Лет за семьдесят до того, как Теодора родилась, Фанориос, староста деревни, богач, ученый и путешественник, решил пожертвовать огромную сумму на постройку дома для жителей своего острова в священном граде Иерусалиме. Сам Фанориос прибыл в Святую землю в 1871 году и оказался с толпой русских крестьян в грязной вонючей казарме, построенной Российской империей для своих паломников. Несколько недель он провел среди людей, не понимавших его языка, чьи обычаи и повадки казались ему дикими и даже отвратительными; он стал жертвой проводников, измывавшихся над простодушными паломниками и грабивших их, отнимая скудные гроши, а когда заболел, то во всем городе не нашлось врача, который понял бы его жалобы. Вернувшись наконец на родной остров, умирающий от тифа, мучимый кошмарами, Фанориос продиктовал секретарю свою последнюю волю: чтобы в священном граде возвели обитель, в которой смогут гостить уроженцы острова Ликсос, пусть у них будет свой дом в Святой земле, где можно преклонить усталую голову и омыть ноги после долгого пути, — дом, где с ними будут говорить на их родном языке, более того, на кикладском диалекте. И еще одно правило установил Фанориос: чтобы всегда жила в этом доме одна-единственная монахиня из девочек, рожденных на острове, — та, кому выпадет жребий. Всю свою непорочную жизнь проведет она в этом доме, никогда не покинет его, даже на краткий миг, и каждый свой день посвятит она ожиданию паломников и уходу за ними.

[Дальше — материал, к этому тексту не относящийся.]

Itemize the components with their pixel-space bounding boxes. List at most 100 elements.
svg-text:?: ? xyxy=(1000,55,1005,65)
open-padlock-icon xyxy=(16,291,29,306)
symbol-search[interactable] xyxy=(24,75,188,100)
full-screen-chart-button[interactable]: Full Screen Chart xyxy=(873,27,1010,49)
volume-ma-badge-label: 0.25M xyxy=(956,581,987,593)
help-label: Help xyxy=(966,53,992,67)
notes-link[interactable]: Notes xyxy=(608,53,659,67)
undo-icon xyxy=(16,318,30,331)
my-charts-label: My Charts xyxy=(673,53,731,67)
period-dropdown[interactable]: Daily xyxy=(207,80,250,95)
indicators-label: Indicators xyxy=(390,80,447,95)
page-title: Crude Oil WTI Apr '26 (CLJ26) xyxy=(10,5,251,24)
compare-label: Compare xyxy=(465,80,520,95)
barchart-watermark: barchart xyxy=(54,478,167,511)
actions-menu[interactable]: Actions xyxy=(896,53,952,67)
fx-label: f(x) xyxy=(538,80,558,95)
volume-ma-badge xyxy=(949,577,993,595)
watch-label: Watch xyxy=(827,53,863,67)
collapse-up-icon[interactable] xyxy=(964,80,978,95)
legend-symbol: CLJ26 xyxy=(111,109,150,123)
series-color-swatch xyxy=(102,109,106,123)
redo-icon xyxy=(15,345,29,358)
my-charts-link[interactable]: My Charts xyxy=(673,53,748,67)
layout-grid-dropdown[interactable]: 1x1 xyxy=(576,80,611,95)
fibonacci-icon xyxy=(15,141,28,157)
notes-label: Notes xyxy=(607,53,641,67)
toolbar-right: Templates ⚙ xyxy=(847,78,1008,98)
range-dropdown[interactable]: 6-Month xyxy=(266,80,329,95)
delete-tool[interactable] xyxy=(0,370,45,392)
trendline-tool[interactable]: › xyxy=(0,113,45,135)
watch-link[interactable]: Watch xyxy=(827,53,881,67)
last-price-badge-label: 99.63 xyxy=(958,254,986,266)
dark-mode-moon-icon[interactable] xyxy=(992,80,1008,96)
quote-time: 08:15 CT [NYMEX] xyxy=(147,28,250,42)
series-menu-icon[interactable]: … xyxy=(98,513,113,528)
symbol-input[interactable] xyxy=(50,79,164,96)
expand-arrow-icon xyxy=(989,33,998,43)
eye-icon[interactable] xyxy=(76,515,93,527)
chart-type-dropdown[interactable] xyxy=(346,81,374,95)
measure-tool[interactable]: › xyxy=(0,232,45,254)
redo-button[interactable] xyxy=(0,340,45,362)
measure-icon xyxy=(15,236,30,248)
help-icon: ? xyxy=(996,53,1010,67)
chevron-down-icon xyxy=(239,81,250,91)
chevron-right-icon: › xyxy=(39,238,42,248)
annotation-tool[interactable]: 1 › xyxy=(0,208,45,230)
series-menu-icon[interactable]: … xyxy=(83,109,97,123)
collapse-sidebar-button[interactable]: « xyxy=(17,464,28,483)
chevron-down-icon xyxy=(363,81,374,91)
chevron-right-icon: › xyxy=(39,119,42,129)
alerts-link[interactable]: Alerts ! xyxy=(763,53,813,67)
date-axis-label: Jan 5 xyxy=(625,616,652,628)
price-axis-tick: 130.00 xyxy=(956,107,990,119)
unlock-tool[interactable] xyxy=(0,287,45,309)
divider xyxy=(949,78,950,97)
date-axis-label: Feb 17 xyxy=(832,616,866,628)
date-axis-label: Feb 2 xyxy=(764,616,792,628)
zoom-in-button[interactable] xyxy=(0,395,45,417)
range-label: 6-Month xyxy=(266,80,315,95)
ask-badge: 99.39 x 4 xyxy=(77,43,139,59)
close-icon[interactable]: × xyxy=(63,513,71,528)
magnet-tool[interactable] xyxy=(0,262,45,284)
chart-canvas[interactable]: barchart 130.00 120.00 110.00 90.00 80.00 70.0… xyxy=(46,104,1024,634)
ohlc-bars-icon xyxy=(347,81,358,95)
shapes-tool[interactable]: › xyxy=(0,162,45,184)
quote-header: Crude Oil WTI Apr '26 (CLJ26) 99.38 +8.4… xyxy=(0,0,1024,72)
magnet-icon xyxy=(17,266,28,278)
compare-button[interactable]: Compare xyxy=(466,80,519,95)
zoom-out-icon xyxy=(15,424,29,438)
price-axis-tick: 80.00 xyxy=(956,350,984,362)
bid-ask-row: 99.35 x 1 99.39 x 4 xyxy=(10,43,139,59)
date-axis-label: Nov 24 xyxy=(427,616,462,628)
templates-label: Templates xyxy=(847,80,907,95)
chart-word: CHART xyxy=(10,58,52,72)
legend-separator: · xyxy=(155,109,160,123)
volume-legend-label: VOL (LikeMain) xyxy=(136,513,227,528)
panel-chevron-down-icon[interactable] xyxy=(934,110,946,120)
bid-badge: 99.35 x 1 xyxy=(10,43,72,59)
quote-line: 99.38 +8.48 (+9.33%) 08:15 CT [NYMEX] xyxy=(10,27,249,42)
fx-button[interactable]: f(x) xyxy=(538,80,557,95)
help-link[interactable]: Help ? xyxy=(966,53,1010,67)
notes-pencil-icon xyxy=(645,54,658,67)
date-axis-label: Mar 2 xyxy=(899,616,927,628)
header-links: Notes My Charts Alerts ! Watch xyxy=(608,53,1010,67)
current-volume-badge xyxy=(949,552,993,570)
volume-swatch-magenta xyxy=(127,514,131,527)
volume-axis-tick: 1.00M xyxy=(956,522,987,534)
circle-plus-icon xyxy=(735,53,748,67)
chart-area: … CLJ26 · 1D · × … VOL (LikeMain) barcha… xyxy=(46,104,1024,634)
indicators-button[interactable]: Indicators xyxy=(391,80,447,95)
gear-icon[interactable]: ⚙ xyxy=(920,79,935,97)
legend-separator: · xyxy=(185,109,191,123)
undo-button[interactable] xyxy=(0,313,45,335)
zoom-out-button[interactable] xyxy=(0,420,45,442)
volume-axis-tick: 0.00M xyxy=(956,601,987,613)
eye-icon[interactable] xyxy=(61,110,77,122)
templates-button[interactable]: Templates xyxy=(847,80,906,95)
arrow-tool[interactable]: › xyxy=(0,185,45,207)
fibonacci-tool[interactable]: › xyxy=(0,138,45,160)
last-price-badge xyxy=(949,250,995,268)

Девочка продолжала говорить, но Теодору уже подхватили и унесли тихие подводные течения памяти. Она вспомнила тот день, когда старейшины собрались в доме внука Фанориоса, чтобы в третий раз с тех пор, как возведен был этот дом в Иерусалиме, бросить жребий. За долгие годы, прошедшие со смерти Фанориоса, уже две уроженки острова отправились туда. Одна сошла с ума после сорока пяти лет, проведенных в обители, и тогда вместо нее послали Амариллию, девочку с золотыми косами. А теперь пришел черед сменить и заболевшую Амариллию, ходили слухи, что и она больна не телесной болезнью. В то самое время двенадцатилетняя Теодора, голая и загорелая, как спелая слива, валялась на каменном уступе в своем тайном заливчике. С закрытыми глазами предавалась она размышлениям об одном парне, с недавних пор дразнившем ее на каждом шагу, — этот наглец смеялся над ее треугольным лицом, над вечно поцарапанными ногами, обзывал «трусихой» и «девчонкой». А вчера, когда она в одиночестве возвращалась с моря, он преградил ей дорогу и потребовал, чтобы она ему поклонилась, — тогда он позволит ей пройти. Она набросилась на него, и они долго боролись молча — слышны были только их стоны и сопение. Теодора царапалась, кусалась, как кошка. Она уже почти одолела его, когда послышался скрип колес приближающейся повозки. Парень вскочил и убежал. Отряхнувшись от дорожной пыли, Теодора обнаружила, что он ей что-то оставил. Это был глиняный ослик на длинной проволочной палочке.